I guess some peace of mind should come from knowing I have an endocrinologist following me right now and he recently tested insulin and he was quite pleased with the result I had.
I am thinking to not take the metformin. Just like I'm not taking the anti-seizure med he gave me or the crazy antihistamine that is meant to be a sedative. In googling metformin, it doesn't help with endo and actually stimulates ovulation. RE's use it in conjunction with Clomid to get women to ovulate and possibly release more than one egg. Ovulation sends my pain over the moon. So why would I do this? Husby thinks I shouldn't - thoughts? Take a few and see?
Ugh. Just ugh.
I'm so gonna hate it I go see specialist man in 20 days to find out he won't/can't help me. I am just so scared of where this journey is taking me...

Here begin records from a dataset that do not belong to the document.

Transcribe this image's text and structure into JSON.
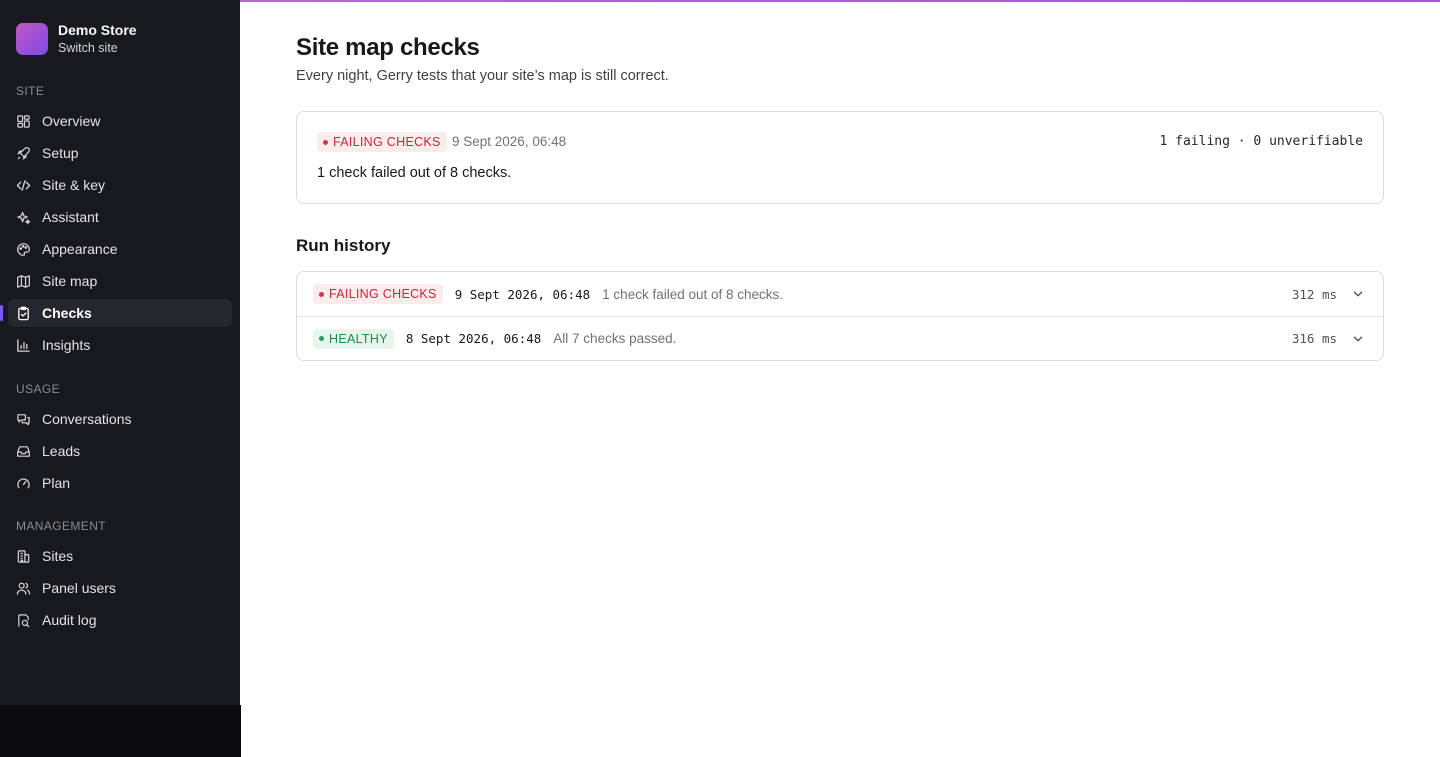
{
  "store": {
    "name": "Demo Store",
    "switch_label": "Switch site"
  },
  "sidebar": {
    "sections": [
      {
        "label": "SITE",
        "items": [
          {
            "label": "Overview",
            "icon": "grid-icon"
          },
          {
            "label": "Setup",
            "icon": "rocket-icon"
          },
          {
            "label": "Site & key",
            "icon": "code-icon"
          },
          {
            "label": "Assistant",
            "icon": "sparkles-icon"
          },
          {
            "label": "Appearance",
            "icon": "palette-icon"
          },
          {
            "label": "Site map",
            "icon": "map-icon"
          },
          {
            "label": "Checks",
            "icon": "clipboard-check-icon",
            "active": true
          },
          {
            "label": "Insights",
            "icon": "bar-chart-icon"
          }
        ]
      },
      {
        "label": "USAGE",
        "items": [
          {
            "label": "Conversations",
            "icon": "chat-icon"
          },
          {
            "label": "Leads",
            "icon": "inbox-icon"
          },
          {
            "label": "Plan",
            "icon": "gauge-icon"
          }
        ]
      },
      {
        "label": "MANAGEMENT",
        "items": [
          {
            "label": "Sites",
            "icon": "building-icon"
          },
          {
            "label": "Panel users",
            "icon": "users-icon"
          },
          {
            "label": "Audit log",
            "icon": "audit-icon"
          }
        ]
      }
    ]
  },
  "page": {
    "title": "Site map checks",
    "subtitle": "Every night, Gerry tests that your site’s map is still correct."
  },
  "status_card": {
    "badge": "FAILING CHECKS",
    "badge_status": "failing",
    "date": "9 Sept 2026, 06:48",
    "counts": "1 failing · 0 unverifiable",
    "summary": "1 check failed out of 8 checks."
  },
  "history": {
    "title": "Run history",
    "rows": [
      {
        "badge": "FAILING CHECKS",
        "status": "failing",
        "date": "9 Sept 2026, 06:48",
        "message": "1 check failed out of 8 checks.",
        "duration": "312 ms"
      },
      {
        "badge": "HEALTHY",
        "status": "healthy",
        "date": "8 Sept 2026, 06:48",
        "message": "All 7 checks passed.",
        "duration": "316 ms"
      }
    ]
  },
  "colors": {
    "sidebar_bg": "#18181f",
    "accent": "#7c5cf0",
    "failing": "#c4283a",
    "healthy": "#1f8a4c"
  }
}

I'm sorry that you are going through all of this. Personally, I don't think you should ever lie to a someone who is treating you. I think that if you trust the specialist enough to let him do surgery on you, then you should at least try to talk to him about the one you call the quack. I just can't see how this is going to turn out well, if he thinks you are doing something that you're not. I hope things work out.